Capturing the temporal elements of individuals’ experiences – that’s something I am setting out to do. I really hope I can achieve it! I am a first year PhD student and this blog post piece is about my plans to use a longitudinal qualitative design, primarily using interview-based techniques. My project is about educational experiences for forced migrant parents as they go through the asylum process in Wales. (The term ‘forced migrants’ means, for the purposes of my work, asylum seekers and refugees.)
I would like to truly explore the temporal element of the asylum claim process in Wales, as a factor in the experiences of forced migrants. I would like to explore how perspectives and experiences develop as an individual’s legal status changes. This is because legal status is such a critical factor in access to housing, funds, and (most importantly for my project) education for those going through the asylum process. In order to truly trace experiences temporally, through the claim process, I need to capture them in a temporal manner. I will be attempting to do that with a longitudinal qualitative approach (Neale, 2017). My primary tool will be semi-structured interviews and my core plan is for 3 sets of interviews across a 12-18 month period.

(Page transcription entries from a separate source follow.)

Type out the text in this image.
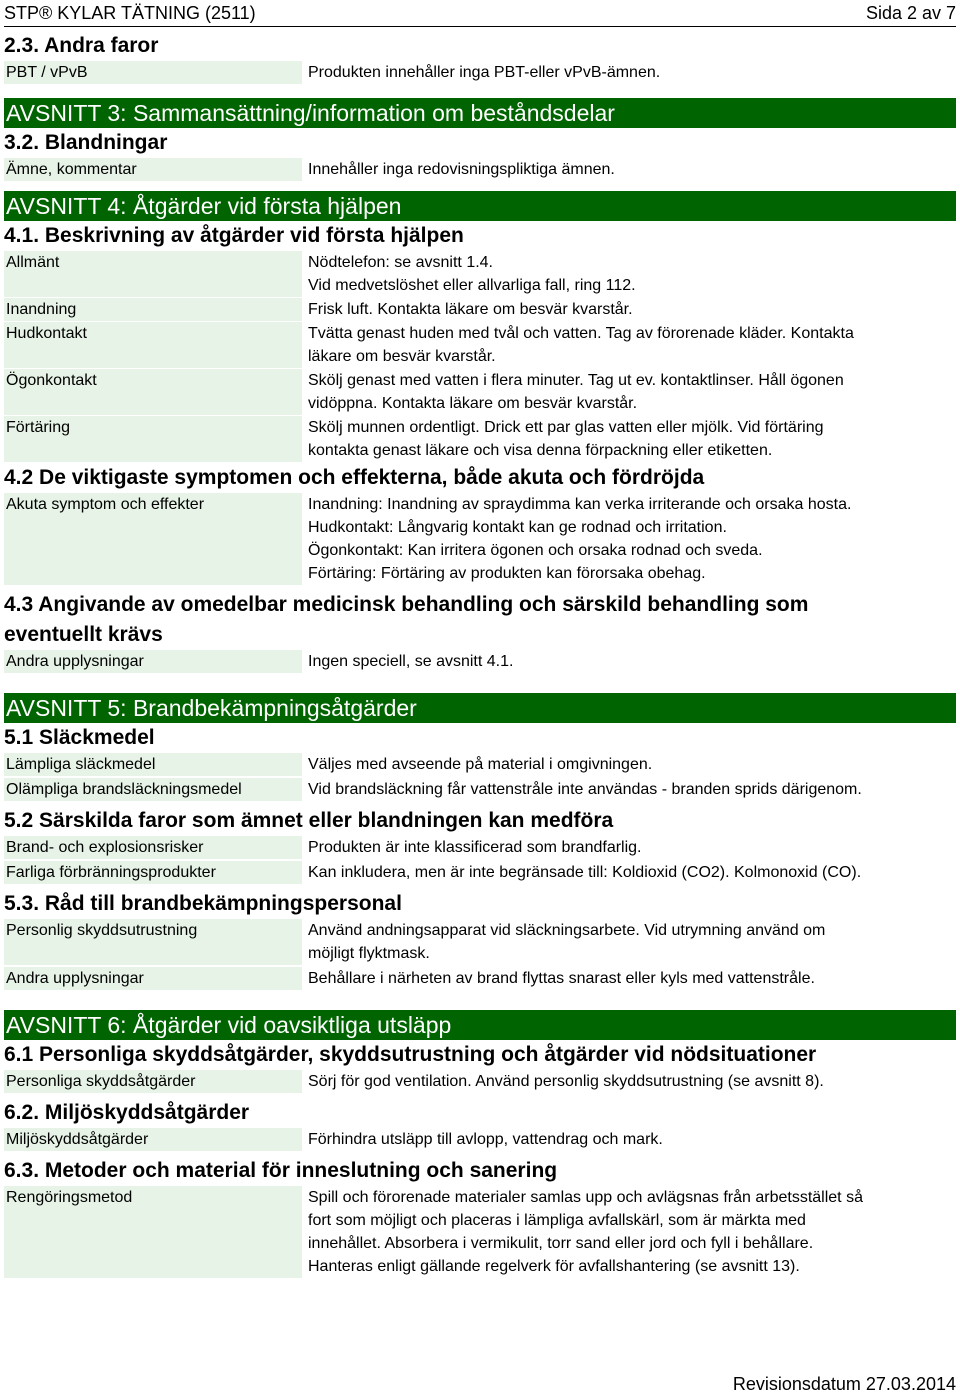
STP® KYLAR TÄTNING (2511)	Sida 2 av 7
2.3. Andra faror
PBT / vPvB	Produkten innehåller inga PBT-eller vPvB-ämnen.
AVSNITT 3: Sammansättning/information om beståndsdelar
3.2. Blandningar
Ämne, kommentar	Innehåller inga redovisningspliktiga ämnen.
AVSNITT 4: Åtgärder vid första hjälpen
4.1. Beskrivning av åtgärder vid första hjälpen
Allmänt	Nödtelefon: se avsnitt 1.4.
Vid medvetslöshet eller allvarliga fall, ring 112.
Inandning	Frisk luft. Kontakta läkare om besvär kvarstår.
Hudkontakt	Tvätta genast huden med tvål och vatten. Tag av förorenade kläder. Kontakta
läkare om besvär kvarstår.
Ögonkontakt	Skölj genast med vatten i flera minuter. Tag ut ev. kontaktlinser. Håll ögonen
vidöppna. Kontakta läkare om besvär kvarstår.
Förtäring	Skölj munnen ordentligt. Drick ett par glas vatten eller mjölk. Vid förtäring
kontakta genast läkare och visa denna förpackning eller etiketten.
4.2 De viktigaste symptomen och effekterna, både akuta och fördröjda
Akuta symptom och effekter	Inandning: Inandning av spraydimma kan verka irriterande och orsaka hosta.
Hudkontakt: Långvarig kontakt kan ge rodnad och irritation.
Ögonkontakt: Kan irritera ögonen och orsaka rodnad och sveda.
Förtäring: Förtäring av produkten kan förorsaka obehag.
4.3 Angivande av omedelbar medicinsk behandling och särskild behandling som
eventuellt krävs
Andra upplysningar	Ingen speciell, se avsnitt 4.1.
AVSNITT 5: Brandbekämpningsåtgärder
5.1 Släckmedel
Lämpliga släckmedel	Väljes med avseende på material i omgivningen.
Olämpliga brandsläckningsmedel	Vid brandsläckning får vattenstråle inte användas - branden sprids därigenom.
5.2 Särskilda faror som ämnet eller blandningen kan medföra
Brand- och explosionsrisker	Produkten är inte klassificerad som brandfarlig.
Farliga förbränningsprodukter	Kan inkludera, men är inte begränsade till: Koldioxid (CO2). Kolmonoxid (CO).
5.3. Råd till brandbekämpningspersonal
Personlig skyddsutrustning	Använd andningsapparat vid släckningsarbete. Vid utrymning använd om
möjligt flyktmask.
Andra upplysningar	Behållare i närheten av brand flyttas snarast eller kyls med vattenstråle.
AVSNITT 6: Åtgärder vid oavsiktliga utsläpp
6.1 Personliga skyddsåtgärder, skyddsutrustning och åtgärder vid nödsituationer
Personliga skyddsåtgärder	Sörj för god ventilation. Använd personlig skyddsutrustning (se avsnitt 8).
6.2. Miljöskyddsåtgärder
Miljöskyddsåtgärder	Förhindra utsläpp till avlopp, vattendrag och mark.
6.3. Metoder och material för inneslutning och sanering
Rengöringsmetod	Spill och förorenade materialer samlas upp och avlägsnas från arbetsstället så
fort som möjligt och placeras i lämpliga avfallskärl, som är märkta med
innehållet. Absorbera i vermikulit, torr sand eller jord och fyll i behållare.
Hanteras enligt gällande regelverk för avfallshantering (se avsnitt 13).
Revisionsdatum 27.03.2014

I know that my biggest risk, especially with a vulnerable and transient/mobile population group, is attrition. If I lose too many participants along the way, then my design will not work. I will not capture the data that I wish to. I need sufficient numbers for my initial interviews and ways to ensure I do not lose too many participants. So far, the numbers suggested to me by those with more experience range from 25 to 40. Essentially, I need enough participants at the start that should I lose a high proportion along the way, I will still have sufficient interviews by ‘round 3’ but I also do not want so many interviews that they numbers in the first round become unmanageable or affect the quality of the data I can collect. I have been advised that building relationships is key to minimising attrition rates. At the same time, I need to ensure that I maintain a professional distance. I was given a tip to get details of other people who have contact or relationships with each individual participant, both details of personal contacts (friends, family) and professional ones (for example a health visitor). This will require appropriate consent from everyone concerned but should enable me to maintain contact with any participants who move or change their contact details and do not tell me (after all, my research is not their priority). I have a collaborative partner for my project and that organisation will be my primary source of recruitment but I also plan to cast my net wide to ensure both a range of participants and also to reduce my dependency on a single source. This will require the development and maintenance of appropriate networks and relationships throughout the course of my fieldwork.

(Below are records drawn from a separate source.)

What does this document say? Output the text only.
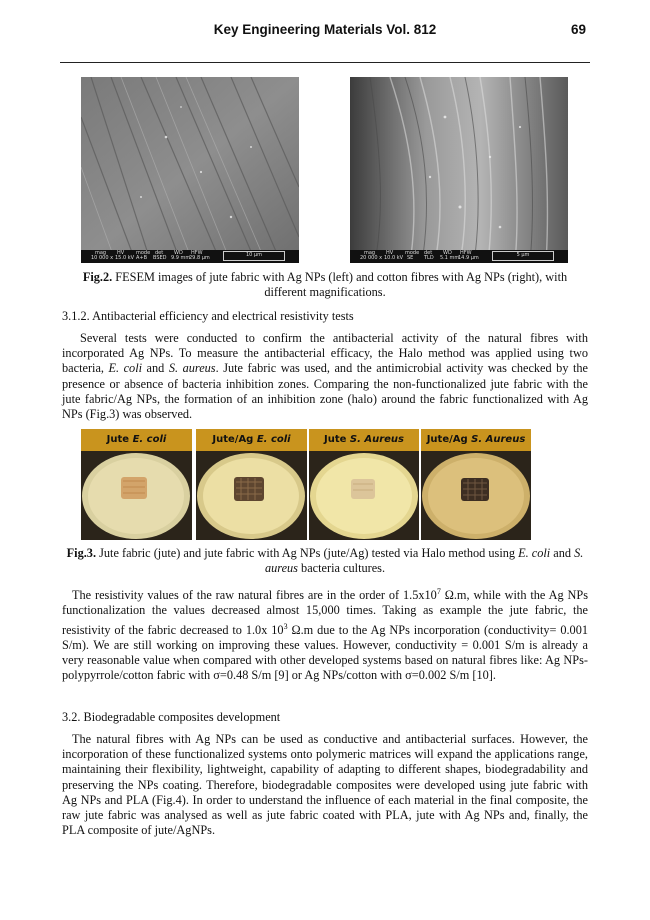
Key Engineering Materials Vol. 812	69
mag HV mode det WD HFW
10 000 x 15.0 kV A+B BSED 9.9 mm
29.8 µm	10 µm	mag HV mode det WD HFW
20 000 x 10.0 kV SE TLD 5.1 mm
14.9 µm	5 µm
Fig.2. FESEM images of jute fabric with Ag NPs (left) and cotton fibres with Ag NPs (right), with different magnifications.
3.1.2. Antibacterial efficiency and electrical resistivity tests
Several tests were conducted to confirm the antibacterial activity of the natural fibres with incorporated Ag NPs. To measure the antibacterial efficacy, the Halo method was applied using two bacteria, E. coli and S. aureus. Jute fabric was used, and the antimicrobial activity was checked by the presence or absence of bacteria inhibition zones. Comparing the non-functionalized jute fabric with the jute fabric/Ag NPs, the formation of an inhibition zone (halo) around the fabric functionalized with Ag NPs (Fig.3) was observed.
Jute E. coli	Jute/Ag E. coli	Jute S. Aureus	Jute/Ag S. Aureus
Fig.3. Jute fabric (jute) and jute fabric with Ag NPs (jute/Ag) tested via Halo method using E. coli and S. aureus bacteria cultures.
The resistivity values of the raw natural fibres are in the order of $1.5x10^7$ Ω.m, while with the Ag NPs functionalization the values decreased almost 15,000 times. Taking as example the jute fabric, the resistivity of the fabric decreased to 1.0x $10^3$ Ω.m due to the Ag NPs incorporation (conductivity= 0.001 S/m). We are still working on improving these values. However, conductivity = 0.001 S/m is already a very reasonable value when compared with other developed systems based on natural fibres like: Ag NPs-polypyrrole/cotton fabric with σ=0.48 S/m [9] or Ag NPs/cotton with σ=0.002 S/m [10].
3.2. Biodegradable composites development
The natural fibres with Ag NPs can be used as conductive and antibacterial surfaces. However, the incorporation of these functionalized systems onto polymeric matrices will expand the applications range, maintaining their flexibility, lightweight, capability of adapting to different shapes, biodegradability and preserving the NPs coating. Therefore, biodegradable composites were developed using jute fabric with Ag NPs and PLA (Fig.4). In order to understand the influence of each material in the final composite, the raw jute fabric was analysed as well as jute fabric coated with PLA, jute with Ag NPs and, finally, the PLA composite of jute/AgNPs.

I know that I will need to approach the interviews themselves in an appropriate way for longitudinal work. I hope to conduct semi-structured interviews that will be designed in such a way as to prompt, probe and primarily enable each participant to narrate their own story in their own words. In each round of interviews, I will attempt to capture participants’ perspectives on their past, their present and their future, including some reflexive views. How those perspectives may develop and change, recursively, over time will hopefully provide me with rich temporal data and allow me, as a researcher to explore unfolding social processes and how they relate to the legal ones (Neale, 2017).

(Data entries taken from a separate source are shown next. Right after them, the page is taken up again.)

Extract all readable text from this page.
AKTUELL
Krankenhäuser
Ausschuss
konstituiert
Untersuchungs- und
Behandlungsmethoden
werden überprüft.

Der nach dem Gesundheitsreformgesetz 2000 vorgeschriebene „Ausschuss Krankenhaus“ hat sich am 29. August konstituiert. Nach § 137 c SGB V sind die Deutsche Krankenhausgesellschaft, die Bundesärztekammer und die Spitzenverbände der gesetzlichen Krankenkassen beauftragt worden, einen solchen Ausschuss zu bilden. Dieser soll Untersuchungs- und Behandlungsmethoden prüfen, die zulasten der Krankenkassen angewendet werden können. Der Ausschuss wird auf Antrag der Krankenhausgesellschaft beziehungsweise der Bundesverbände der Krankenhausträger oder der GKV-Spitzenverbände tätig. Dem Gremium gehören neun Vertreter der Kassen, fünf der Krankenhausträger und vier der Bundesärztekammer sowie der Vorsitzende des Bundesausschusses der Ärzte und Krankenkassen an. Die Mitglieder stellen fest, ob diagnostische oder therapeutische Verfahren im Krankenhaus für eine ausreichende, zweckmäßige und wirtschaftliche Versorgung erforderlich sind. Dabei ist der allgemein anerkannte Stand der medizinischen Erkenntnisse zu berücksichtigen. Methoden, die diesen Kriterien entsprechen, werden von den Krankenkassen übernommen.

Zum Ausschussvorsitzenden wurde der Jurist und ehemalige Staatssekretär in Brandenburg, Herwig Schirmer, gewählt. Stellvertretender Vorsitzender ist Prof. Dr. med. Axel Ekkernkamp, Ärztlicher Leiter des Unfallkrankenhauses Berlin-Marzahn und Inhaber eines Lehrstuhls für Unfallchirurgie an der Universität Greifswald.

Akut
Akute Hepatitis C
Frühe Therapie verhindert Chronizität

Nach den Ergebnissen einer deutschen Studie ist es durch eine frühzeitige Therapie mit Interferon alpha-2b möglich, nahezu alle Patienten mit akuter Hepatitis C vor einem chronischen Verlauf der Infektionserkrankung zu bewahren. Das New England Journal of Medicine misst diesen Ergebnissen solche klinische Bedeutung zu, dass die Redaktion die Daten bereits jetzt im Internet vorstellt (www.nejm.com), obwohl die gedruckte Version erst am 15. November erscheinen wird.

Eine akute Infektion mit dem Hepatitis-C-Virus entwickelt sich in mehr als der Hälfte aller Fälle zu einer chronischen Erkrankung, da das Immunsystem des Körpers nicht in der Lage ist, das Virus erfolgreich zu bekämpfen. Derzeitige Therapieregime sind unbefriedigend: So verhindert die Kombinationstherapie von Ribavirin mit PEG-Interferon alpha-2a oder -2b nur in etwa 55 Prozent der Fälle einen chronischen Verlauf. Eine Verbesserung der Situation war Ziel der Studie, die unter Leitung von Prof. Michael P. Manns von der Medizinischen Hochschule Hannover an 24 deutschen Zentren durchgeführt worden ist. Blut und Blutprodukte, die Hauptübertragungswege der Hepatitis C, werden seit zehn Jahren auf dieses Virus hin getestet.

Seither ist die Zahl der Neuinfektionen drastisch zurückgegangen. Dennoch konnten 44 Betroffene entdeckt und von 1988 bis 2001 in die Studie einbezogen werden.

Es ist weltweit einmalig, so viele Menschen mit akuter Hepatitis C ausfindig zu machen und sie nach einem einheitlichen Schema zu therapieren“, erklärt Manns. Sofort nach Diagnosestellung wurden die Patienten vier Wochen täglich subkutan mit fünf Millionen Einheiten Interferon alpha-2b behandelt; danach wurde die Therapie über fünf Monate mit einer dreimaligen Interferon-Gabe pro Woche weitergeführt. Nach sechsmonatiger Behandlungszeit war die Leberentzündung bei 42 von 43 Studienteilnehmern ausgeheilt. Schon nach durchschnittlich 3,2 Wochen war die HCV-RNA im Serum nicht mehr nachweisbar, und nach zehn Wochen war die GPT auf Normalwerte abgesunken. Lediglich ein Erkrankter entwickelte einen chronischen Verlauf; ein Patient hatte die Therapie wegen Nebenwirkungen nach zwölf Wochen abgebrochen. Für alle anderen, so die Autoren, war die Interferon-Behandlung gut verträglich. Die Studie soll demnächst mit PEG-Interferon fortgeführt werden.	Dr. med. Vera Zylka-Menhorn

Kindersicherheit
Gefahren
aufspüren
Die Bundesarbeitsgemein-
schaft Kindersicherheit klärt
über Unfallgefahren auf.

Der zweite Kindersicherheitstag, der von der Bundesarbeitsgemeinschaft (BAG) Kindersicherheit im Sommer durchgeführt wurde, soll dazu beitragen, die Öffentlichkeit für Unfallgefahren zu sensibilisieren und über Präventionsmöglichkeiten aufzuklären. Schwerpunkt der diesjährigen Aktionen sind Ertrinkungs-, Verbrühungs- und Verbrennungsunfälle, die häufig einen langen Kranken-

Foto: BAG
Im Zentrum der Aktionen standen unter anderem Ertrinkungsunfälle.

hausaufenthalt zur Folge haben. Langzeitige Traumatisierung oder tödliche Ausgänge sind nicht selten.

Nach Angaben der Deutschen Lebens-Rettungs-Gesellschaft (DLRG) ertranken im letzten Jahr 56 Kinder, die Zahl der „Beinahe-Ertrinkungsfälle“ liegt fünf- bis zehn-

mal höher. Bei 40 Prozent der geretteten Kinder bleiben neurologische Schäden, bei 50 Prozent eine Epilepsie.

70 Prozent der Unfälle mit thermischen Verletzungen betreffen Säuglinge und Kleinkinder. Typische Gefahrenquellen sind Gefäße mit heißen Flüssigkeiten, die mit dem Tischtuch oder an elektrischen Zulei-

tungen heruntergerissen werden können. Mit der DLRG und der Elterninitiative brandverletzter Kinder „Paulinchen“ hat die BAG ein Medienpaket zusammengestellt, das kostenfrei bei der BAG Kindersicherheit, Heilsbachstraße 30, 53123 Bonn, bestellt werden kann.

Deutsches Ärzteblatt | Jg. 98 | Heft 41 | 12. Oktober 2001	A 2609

Writing this all down, has brought me fresh waves of enthusiasm and fear. I am excited about my project and about my methods for tackling my research questions. But this is tempered with a little healthy fear of the unknown and of taking a less well-trodden path than perhaps I could have chosen. I would love to hear from others who have used, are using, or plan to use similar research methods. And I will come back with one or more updates on how my work progresses and the lessons I have learnt along the way, whether it goes well or not!
Neale, B. (2017). Generating Data in Qualitative Longitudinal Research: A methodological review. Available at www.timescapes.leeds.ac.uk/publicationsandoutputs.